A true crime investigation by Don Canaan

 

 

APPENDIX IV

MUTILATION  and  MURDER  in  HOCKING COUNTY

 

 

The Johnston murder  case reminded Hocking County, amateur  historians  of  a  similar  case in 1877. Known as  the Weldon murder case,  it had been the most sensational  one in Hocking  County’s history until Oct. 14, 1982.

 

The victims  were farmer John  Weldon, his widowed sister and her daughter. The motive was robbery.

 

Weldon was shot four times  and his body hacked up with a  corn cutter. His  sister’s throat was  cut and  her   head  was  chopped  with   an  ax.  The 16-year-old niece’s head was nearly severed by the ax.

 

“The  Weldon case  generated songs,  poems and all kinds  of wive’s  tales,” said  Sandra Starner,  a Logan sixth grade teacher.

 

On the day the bodies were found, William Terrell, 19, while  at a Logan saloon,  called attention to himself  by flashing  a roll  of money  and a gun.

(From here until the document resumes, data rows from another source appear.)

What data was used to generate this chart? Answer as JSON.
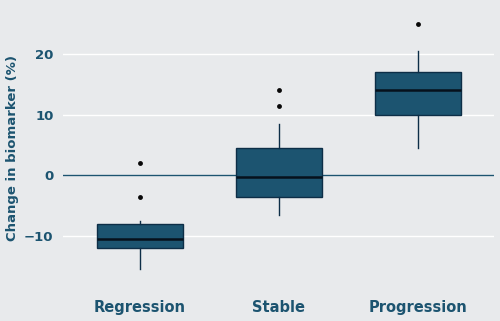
{
  "categories": [
    "Regression",
    "Stable",
    "Progression"
  ],
  "box_data": [
    {
      "med": -10.5,
      "q1": -12.0,
      "q3": -8.0,
      "whislo": -15.5,
      "whishi": -7.5,
      "fliers": [
        -3.5,
        2.0
      ]
    },
    {
      "med": -0.3,
      "q1": -3.5,
      "q3": 4.5,
      "whislo": -6.5,
      "whishi": 8.5,
      "fliers": [
        11.5,
        14.0
      ]
    },
    {
      "med": 14.0,
      "q1": 10.0,
      "q3": 17.0,
      "whislo": 4.5,
      "whishi": 20.5,
      "fliers": [
        25.0
      ]
    }
  ],
  "box_color": "#1c5470",
  "box_edge_color": "#0d2e47",
  "median_color": "#06111c",
  "whisker_color": "#0d2e47",
  "flier_color": "#080808",
  "hline_y": 0,
  "hline_color": "#1c5470",
  "ylabel": "Change in biomarker (%)",
  "ylabel_color": "#1c5470",
  "tick_label_color": "#1c5470",
  "background_color": "#e8eaec",
  "grid_color": "#ffffff",
  "ylim": [
    -19,
    28
  ],
  "yticks": [
    -10,
    0,
    10,
    20
  ],
  "box_width": 0.62,
  "figsize": [
    5.0,
    3.21
  ],
  "dpi": 100
}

After  he   was  arrested  for   being  drunk  and disorderly, he  admitted he had been  a witness to the murders. He claimed  another man, Joseph King, was the murderer.

 

King  was  arrested.  A  lynch  mob  of  about 400 started  moving toward  the first  jail in  Logan. Both men were then moved to a safer jail.

 

King   was  not   indicted  because   he  produced witnesses  who provided  him with  an alibi. After King’s release, Terrell was indicted, convicted of second  degree   murder  and  sentenced   to  life imprisonment in the Ohio Penitentiary at Columbus. Six years later he  died of tuberculosis. His last years  were spent  in the  prison section reserved for the insane.

 

Starner is convinced Terrell was telling the truth when  he  said  he  only  witnessed  the killings. “Terrell was  probably retarded. I  think he would be  what  we  call  a  developmentally handicapped child today.  I think he  was taken advantage  of, and I think this Joe King was the murderer and got away scot-free.”

 

Starner’s daughter was in  the 4-H club that Dale Johnston advised,  before he was caught  up in the murders  of Annette  and Todd.  “Having known  Mr. Johnston personally,” she said, “I find it hard to believe he would do a thing like that. I just hope to  God they  have the  right guy.  But, I’m  not sure. And I don’t know if I ever will be.”